I got a character device for some gpio on an industrial PC running under Debian.
Reading in C works pretty fine
#include <stdio.h>
#include <sys/stat.h>
#include <fcntl.h>
#include <unistd.h>
int main (int argc, char **argv) {
    int fd;
    fd = open("/dev/bsw_gpio", O_RDWR);
    if (fd == -1) {
        printf("could not open device");
        return 1;
    }
    unsigned char val;
    int ret;
    ret = read(fd, &val, sizeof(val));
    if (ret == 0)
        printf("Value : %d\n", val);
    else
        printf("No val read\n");
    if(close(fd) != 0) {
        printf("Could not close file");
    }
    
    return 0;
}
Edit
I forgot; this gets me the status of the two io pins as value between 0 and 3 and works well.. But I need to do this in Python.

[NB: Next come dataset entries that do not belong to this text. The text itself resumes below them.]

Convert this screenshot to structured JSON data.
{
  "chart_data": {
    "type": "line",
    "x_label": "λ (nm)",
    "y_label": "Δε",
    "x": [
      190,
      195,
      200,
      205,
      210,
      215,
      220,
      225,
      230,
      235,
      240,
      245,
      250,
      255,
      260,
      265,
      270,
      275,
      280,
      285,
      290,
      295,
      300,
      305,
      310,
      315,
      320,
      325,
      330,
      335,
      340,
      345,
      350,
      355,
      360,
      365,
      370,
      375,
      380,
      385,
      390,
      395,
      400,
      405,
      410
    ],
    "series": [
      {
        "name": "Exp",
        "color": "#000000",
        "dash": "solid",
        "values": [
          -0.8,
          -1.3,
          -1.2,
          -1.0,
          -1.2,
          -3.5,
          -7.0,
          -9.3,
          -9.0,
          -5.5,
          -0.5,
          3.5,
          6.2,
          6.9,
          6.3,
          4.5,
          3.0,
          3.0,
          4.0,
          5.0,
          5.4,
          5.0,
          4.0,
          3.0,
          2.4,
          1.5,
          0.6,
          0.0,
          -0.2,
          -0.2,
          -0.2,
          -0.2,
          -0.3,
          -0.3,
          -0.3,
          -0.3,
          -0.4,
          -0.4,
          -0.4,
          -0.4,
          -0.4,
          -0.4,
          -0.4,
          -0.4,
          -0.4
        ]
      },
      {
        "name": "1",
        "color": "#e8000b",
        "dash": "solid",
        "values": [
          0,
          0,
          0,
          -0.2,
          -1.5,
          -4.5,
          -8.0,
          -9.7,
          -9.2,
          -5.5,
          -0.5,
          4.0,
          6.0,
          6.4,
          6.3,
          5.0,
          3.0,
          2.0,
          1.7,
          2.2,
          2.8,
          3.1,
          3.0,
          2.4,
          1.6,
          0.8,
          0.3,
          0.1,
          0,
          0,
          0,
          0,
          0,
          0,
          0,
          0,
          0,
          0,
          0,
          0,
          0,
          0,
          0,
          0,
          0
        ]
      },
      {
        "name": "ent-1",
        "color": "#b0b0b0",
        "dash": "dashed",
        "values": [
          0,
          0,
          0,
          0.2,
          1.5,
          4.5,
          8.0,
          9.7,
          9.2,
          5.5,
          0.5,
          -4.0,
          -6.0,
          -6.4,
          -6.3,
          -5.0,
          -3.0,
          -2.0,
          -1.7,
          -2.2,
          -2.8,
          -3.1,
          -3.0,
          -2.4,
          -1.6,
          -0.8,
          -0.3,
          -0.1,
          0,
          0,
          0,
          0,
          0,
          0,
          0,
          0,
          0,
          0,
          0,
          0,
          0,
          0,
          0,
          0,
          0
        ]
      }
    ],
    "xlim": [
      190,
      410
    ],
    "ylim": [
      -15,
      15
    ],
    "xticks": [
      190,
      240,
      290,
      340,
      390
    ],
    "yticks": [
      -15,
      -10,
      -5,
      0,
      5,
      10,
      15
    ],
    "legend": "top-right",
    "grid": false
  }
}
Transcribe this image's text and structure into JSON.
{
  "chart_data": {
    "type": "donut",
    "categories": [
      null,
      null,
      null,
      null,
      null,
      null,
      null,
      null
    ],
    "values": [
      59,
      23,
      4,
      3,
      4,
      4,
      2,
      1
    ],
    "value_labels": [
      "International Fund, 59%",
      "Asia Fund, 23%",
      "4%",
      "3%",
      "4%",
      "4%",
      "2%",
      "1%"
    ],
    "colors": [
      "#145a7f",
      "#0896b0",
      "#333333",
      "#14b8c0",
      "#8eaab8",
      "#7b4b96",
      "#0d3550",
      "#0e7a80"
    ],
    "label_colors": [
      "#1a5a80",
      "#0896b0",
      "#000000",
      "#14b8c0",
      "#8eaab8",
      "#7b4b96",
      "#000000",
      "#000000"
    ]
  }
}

Whereas Python reacts this way
>>> import os
>>> fp = os.open("/dev/bsw_gpio", os.O_RDWR)
>>> os.read(fp, 1)
b''
or, using normal open:
>>> with open('/dev/bsw_gpio', 'r+b', buffering=0) as fp:
...     fp.read()
... 
b''
How can I fix this?
                        
i found out that I need to read into a fixed size bytearray. Since I needed to convert to int after, I just used an array of 2 bytes, reversed it and have the correct value now.